Feita toda esta digressão, é seguro dizer que não temos hoje uma legislação que nos abarca enquanto sociedade. O Direito segue o social, mas desconsidera por completo as nuances em que estamos inseridos. Continuamos encontrando soluções de papel, para pessoas de carne e osso que não têm condições de aguardar o desproporcionalmente extenso trâmite processual, porque precisam ter o que comer hoje.

E esta é uma realidade que tende a se agravar no período pós-pandemia. Os prazos processuais estão suspensos, enquanto o governo lança soluções-labirinto, com saídas que apenas podem ser desvendadas com a ajuda de advogados (e olha lá!). A incerteza é imensa. De um lado, empresas não sabem como vão honrar os pagamentos de seus funcionários ao final do mês. De outro, trabalhadores dormem e acordam com a insegurança de não saber se estarão empregados na semana seguinte.

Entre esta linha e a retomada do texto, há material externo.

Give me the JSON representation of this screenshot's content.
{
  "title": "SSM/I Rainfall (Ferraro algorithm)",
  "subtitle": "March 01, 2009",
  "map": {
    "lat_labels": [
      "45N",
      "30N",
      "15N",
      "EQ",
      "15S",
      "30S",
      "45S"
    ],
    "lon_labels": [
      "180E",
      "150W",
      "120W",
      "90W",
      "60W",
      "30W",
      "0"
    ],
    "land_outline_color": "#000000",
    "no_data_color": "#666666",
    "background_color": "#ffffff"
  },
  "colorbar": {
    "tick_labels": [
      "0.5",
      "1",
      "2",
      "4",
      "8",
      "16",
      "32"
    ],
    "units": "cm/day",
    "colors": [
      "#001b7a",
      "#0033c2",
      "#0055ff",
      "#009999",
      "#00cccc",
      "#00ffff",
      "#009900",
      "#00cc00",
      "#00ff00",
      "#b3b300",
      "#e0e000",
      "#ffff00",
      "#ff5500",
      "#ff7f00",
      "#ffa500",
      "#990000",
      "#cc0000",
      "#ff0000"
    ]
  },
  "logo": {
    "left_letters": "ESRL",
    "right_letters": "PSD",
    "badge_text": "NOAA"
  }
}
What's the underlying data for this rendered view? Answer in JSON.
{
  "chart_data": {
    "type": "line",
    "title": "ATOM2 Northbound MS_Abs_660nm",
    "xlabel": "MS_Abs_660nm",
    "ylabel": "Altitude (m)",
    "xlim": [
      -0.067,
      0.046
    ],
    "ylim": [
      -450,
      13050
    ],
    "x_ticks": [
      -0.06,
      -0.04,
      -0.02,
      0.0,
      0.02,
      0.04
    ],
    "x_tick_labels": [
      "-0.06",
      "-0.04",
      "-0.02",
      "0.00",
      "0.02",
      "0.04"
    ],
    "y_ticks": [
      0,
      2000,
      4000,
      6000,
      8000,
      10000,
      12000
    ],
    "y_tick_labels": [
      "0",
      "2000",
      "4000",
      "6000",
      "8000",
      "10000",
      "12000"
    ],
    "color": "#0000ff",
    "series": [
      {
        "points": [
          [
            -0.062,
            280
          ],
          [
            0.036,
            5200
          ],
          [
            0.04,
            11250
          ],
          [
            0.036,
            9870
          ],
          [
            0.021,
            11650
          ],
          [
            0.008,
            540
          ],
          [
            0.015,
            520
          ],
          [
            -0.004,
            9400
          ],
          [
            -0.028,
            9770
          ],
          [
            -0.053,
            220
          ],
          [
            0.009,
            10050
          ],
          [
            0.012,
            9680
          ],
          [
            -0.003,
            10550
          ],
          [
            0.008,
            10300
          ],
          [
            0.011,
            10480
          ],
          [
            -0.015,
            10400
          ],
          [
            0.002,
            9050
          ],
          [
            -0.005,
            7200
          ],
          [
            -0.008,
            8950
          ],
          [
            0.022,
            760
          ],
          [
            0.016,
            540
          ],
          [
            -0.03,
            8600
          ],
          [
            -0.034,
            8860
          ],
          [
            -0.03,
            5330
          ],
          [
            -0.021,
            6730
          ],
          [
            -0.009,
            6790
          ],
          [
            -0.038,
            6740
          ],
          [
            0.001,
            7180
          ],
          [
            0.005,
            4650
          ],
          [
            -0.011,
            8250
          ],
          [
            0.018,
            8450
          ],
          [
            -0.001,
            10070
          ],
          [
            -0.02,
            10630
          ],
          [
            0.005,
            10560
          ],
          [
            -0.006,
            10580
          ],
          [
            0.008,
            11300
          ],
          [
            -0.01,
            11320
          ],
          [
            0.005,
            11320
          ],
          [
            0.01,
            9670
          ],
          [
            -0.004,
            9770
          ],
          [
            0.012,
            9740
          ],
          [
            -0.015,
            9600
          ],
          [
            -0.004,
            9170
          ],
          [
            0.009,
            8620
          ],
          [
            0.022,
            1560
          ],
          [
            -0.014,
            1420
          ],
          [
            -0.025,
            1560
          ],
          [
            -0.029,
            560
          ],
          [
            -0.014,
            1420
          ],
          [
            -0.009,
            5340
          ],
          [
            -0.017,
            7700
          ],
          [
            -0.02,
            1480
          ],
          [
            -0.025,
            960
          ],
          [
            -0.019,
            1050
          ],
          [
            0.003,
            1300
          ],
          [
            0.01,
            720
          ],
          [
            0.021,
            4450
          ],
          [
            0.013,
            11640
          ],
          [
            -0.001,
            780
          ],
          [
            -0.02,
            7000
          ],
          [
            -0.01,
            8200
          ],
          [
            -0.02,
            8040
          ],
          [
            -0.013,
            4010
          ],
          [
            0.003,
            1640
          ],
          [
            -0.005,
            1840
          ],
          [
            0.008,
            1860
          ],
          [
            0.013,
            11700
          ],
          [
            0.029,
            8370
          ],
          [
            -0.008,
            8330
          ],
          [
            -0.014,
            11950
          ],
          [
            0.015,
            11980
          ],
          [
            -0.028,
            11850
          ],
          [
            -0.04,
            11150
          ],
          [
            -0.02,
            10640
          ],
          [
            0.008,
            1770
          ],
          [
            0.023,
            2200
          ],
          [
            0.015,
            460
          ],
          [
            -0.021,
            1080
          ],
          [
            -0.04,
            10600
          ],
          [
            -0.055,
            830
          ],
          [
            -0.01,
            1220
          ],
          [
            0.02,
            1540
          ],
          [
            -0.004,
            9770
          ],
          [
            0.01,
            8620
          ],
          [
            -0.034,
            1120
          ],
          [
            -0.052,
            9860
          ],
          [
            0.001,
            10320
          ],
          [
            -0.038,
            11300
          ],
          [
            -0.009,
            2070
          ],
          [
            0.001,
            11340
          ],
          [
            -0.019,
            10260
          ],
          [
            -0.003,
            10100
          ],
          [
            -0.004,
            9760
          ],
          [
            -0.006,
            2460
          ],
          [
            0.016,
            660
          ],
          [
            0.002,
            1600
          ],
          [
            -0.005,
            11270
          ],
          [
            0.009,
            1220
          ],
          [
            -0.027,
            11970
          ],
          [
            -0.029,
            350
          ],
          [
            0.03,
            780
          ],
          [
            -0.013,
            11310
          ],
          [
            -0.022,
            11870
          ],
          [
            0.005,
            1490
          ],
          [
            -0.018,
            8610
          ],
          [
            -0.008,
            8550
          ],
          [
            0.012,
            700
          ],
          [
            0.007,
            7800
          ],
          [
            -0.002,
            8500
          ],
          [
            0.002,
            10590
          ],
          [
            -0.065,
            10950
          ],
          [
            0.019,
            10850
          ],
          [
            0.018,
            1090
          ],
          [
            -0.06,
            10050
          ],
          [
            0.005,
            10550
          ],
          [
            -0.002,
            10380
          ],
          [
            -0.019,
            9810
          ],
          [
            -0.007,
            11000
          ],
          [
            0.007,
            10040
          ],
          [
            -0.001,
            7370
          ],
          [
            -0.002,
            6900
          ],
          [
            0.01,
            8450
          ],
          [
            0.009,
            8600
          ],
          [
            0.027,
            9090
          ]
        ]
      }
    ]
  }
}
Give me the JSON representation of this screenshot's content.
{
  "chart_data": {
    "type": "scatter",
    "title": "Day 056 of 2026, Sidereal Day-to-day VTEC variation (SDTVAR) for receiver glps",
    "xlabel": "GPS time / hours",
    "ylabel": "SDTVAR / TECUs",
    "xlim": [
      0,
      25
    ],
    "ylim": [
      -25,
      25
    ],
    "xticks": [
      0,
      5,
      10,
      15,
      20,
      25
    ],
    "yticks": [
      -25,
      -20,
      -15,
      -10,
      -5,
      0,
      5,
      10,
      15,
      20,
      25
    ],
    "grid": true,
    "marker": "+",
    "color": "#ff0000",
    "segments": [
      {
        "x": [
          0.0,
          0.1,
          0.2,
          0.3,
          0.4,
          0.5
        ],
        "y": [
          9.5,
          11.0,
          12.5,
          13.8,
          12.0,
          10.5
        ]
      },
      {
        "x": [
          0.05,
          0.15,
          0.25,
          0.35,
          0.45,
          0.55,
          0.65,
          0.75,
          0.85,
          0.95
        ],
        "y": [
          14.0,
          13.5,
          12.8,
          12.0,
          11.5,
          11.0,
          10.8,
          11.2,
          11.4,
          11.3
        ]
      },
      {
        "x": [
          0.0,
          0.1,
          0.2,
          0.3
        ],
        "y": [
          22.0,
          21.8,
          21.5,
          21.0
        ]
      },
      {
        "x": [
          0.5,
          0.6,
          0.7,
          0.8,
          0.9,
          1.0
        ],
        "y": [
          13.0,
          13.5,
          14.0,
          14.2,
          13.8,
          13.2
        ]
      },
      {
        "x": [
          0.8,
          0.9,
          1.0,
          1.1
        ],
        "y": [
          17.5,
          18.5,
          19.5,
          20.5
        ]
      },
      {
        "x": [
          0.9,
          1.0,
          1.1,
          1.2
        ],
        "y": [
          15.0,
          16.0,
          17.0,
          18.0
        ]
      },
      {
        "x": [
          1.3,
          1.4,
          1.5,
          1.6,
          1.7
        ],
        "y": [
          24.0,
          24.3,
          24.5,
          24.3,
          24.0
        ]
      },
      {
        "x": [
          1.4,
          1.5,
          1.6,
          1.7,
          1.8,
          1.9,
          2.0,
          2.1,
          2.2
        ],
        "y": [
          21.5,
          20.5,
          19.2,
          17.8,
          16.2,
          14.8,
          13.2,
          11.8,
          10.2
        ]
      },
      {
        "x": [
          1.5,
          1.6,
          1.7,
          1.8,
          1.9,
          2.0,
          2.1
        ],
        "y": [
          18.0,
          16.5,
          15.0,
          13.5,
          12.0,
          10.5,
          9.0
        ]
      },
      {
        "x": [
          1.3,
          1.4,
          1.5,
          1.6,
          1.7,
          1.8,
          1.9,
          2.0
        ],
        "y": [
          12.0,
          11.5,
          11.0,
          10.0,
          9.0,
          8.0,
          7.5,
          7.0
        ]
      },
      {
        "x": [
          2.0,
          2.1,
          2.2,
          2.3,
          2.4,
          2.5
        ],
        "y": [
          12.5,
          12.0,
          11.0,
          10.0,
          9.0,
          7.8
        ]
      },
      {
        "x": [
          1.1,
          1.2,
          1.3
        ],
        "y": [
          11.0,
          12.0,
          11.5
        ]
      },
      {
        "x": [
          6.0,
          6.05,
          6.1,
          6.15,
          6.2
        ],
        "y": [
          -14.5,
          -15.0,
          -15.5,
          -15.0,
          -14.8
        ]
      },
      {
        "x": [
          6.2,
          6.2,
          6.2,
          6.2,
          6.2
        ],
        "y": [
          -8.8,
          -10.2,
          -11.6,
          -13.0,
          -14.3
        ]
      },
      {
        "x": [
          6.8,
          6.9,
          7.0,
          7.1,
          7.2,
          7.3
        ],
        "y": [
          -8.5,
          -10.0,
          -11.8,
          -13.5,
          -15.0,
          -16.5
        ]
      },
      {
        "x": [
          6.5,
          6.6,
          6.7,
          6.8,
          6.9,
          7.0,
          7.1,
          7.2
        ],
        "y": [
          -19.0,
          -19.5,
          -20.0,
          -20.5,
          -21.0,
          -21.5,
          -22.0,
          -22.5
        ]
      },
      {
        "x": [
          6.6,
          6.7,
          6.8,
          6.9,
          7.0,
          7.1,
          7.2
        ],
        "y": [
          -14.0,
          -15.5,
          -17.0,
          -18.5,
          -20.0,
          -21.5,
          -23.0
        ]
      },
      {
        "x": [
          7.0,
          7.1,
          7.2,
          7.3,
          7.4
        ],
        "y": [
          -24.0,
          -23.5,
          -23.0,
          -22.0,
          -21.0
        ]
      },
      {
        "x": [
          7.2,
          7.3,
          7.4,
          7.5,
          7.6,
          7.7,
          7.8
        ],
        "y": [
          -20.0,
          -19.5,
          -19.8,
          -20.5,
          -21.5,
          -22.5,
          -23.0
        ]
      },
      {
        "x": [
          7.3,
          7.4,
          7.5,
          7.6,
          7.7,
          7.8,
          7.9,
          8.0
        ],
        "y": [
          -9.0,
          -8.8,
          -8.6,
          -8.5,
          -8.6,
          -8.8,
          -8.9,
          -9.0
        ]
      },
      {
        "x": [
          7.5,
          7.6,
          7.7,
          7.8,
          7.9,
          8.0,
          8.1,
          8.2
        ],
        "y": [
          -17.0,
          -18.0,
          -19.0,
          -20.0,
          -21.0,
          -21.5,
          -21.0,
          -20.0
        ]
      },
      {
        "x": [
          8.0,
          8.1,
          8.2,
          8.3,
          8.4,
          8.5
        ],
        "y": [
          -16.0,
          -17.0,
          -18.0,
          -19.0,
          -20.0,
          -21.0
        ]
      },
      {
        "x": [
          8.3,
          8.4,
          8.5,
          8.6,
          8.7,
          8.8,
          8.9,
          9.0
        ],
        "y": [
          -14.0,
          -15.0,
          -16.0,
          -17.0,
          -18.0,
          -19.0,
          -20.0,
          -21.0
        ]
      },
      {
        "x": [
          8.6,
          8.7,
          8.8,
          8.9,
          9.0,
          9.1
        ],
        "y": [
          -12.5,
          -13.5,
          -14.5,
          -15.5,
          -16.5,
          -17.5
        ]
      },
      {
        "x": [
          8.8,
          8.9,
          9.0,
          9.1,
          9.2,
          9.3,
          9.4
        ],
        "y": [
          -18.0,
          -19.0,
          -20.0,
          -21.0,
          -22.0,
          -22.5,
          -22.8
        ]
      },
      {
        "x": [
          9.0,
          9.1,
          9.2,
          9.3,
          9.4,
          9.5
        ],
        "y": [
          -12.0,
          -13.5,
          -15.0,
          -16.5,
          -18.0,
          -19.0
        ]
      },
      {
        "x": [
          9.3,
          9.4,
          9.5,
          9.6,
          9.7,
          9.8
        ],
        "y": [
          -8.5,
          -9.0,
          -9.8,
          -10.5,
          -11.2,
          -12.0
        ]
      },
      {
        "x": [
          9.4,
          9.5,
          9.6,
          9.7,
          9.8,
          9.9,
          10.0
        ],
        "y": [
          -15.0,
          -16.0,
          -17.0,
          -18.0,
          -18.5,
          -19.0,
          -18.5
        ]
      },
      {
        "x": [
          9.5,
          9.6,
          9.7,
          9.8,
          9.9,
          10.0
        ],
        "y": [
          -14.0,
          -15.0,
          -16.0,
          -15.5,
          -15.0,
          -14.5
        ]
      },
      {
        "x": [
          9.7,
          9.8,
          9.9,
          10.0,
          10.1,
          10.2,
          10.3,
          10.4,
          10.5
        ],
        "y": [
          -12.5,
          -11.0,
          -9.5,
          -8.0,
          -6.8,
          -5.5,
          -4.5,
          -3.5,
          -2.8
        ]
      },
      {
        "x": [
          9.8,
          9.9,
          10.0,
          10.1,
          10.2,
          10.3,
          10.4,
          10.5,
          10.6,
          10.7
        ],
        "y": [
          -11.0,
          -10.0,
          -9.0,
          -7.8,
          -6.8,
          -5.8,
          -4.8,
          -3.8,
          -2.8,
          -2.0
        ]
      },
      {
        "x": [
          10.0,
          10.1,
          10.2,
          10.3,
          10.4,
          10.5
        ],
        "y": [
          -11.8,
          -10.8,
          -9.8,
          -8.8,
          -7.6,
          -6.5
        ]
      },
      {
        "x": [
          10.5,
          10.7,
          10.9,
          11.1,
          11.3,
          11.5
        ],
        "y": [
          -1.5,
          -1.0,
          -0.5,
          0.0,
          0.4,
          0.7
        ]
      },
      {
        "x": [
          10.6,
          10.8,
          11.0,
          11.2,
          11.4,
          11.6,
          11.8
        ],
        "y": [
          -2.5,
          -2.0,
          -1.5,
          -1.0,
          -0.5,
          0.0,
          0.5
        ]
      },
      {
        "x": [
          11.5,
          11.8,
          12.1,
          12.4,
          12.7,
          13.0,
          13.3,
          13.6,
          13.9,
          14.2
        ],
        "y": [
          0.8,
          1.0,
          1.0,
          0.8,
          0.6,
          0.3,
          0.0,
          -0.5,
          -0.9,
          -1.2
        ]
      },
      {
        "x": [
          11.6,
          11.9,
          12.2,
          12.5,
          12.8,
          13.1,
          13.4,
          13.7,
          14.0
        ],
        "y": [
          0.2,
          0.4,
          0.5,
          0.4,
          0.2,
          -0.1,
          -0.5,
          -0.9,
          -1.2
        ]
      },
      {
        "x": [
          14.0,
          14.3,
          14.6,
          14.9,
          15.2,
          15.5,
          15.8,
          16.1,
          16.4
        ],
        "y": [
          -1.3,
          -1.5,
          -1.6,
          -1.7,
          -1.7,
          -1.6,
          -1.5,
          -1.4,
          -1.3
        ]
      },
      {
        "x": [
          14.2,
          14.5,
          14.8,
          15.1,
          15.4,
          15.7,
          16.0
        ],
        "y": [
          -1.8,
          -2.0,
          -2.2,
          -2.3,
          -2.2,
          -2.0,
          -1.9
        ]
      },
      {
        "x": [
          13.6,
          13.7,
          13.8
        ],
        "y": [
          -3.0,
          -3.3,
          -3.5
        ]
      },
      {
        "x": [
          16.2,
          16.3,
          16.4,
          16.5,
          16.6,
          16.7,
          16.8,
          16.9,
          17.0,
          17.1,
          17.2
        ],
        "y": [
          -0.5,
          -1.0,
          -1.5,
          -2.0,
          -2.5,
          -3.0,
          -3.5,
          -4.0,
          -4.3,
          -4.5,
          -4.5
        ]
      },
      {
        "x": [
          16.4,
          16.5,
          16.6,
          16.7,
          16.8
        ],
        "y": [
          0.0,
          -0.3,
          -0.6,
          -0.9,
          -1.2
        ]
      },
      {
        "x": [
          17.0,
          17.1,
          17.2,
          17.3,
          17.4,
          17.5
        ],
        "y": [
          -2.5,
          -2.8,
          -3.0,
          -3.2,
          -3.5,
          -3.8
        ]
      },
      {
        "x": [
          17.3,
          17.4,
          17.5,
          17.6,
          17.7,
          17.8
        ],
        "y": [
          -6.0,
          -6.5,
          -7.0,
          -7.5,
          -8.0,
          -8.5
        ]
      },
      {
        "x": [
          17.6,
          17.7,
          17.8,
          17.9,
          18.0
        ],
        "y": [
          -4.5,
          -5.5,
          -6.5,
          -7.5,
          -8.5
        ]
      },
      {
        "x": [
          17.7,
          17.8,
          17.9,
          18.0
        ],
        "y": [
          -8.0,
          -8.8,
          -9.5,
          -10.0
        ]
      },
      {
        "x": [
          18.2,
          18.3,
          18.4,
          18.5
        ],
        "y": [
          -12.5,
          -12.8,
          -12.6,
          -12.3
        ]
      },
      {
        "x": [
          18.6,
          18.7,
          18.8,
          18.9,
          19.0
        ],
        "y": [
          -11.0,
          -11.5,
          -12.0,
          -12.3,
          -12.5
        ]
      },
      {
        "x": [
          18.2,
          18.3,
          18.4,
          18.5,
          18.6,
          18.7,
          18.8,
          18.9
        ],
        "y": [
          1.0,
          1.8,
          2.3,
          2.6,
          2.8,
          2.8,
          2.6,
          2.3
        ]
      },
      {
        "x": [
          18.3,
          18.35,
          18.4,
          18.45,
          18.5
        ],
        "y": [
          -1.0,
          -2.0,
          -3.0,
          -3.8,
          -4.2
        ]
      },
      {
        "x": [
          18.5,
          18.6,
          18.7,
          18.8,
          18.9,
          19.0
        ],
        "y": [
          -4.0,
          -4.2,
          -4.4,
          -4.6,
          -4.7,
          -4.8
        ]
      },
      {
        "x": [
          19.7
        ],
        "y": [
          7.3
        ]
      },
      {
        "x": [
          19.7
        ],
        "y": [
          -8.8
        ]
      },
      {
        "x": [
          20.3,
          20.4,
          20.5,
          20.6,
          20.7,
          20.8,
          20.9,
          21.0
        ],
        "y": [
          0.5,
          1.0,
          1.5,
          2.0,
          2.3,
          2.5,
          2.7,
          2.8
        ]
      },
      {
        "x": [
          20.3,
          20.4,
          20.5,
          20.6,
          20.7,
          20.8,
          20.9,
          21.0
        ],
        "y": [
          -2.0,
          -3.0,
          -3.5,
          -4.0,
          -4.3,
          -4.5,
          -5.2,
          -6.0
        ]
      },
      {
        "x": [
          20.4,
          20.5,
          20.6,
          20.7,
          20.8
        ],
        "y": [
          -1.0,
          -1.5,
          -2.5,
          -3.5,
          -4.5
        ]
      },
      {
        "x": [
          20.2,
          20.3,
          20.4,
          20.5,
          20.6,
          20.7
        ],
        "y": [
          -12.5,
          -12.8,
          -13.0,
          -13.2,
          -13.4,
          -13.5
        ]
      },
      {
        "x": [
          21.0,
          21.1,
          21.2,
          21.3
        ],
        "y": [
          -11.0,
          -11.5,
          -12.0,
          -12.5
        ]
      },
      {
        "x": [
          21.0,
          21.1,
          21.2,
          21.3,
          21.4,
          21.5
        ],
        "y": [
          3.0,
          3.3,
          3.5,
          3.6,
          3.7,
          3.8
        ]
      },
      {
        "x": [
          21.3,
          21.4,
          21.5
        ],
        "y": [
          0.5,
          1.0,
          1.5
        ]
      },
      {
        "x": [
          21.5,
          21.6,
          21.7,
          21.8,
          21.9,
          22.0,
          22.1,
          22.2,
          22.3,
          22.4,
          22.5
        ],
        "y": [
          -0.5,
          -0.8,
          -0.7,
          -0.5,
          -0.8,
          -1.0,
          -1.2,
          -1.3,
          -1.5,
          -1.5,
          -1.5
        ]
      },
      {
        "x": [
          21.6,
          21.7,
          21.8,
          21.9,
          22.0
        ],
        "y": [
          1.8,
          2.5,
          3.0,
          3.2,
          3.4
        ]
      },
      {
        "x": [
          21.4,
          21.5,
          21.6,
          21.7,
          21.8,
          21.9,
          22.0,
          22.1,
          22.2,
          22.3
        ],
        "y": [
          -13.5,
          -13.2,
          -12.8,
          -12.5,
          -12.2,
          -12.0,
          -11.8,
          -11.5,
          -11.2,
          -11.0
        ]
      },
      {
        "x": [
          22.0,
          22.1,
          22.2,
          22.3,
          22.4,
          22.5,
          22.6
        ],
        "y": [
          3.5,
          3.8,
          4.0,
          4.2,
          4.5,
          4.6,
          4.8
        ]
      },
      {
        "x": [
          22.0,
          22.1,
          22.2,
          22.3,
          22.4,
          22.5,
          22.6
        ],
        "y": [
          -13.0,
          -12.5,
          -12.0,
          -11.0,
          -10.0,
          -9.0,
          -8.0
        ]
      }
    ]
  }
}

Afora todo este cenário do caos, o STF vota hoje (17/04/2020) a ADIn 6363, que, em termos leigos, discute se os empregados poderão acordar, sem qualquer assistência, as alterações de seu próprio contrato de trabalho diretamente com seus patrões – sem auxílio do sindicato da categoria, que deverá ser apenas avisado posteriormente.

Qualquer seja a decisão alcançada hoje, perdemos todos, enquanto sociedade. O que está sendo votado, o âmago real da questão, é se os nossos trabalhadores possuem eficiência e instrumentação técnica e cognitiva para discutir e negociar seu próprio contrato, ou seja, seu próprio sustento, sua própria realidade. Isso é educação de base. Isso é uma solução paliativa para não admitirmos que falhamos todos, quando colocamos o futuro de tantos brasileiros nas mãos de uma dúzia de pessoas que, embora letrados, jamais enfrentarão a realidade da angústia de ter um auxílio emergencial pendente de aprovação.

Ainda assim, prefiro as palavras de Barroso, mesmo que elas se restrinjam às palavras desse texto. Prefiro o otimismo de acreditar que a democracia não tem espaço para o atraso, contrariando todas as estatísticas anteriores, e que, no período pós-pandemia, temos em nossas mãos uma oportunidade de construirmos um “novo normal”. Quem sabe esta nova ferida, exposta em cadeia nacional no julgamento de hoje, não nos incomode no estômago o suficiente para que pensemos, juntos: passada a pandemia, o que queremos ser?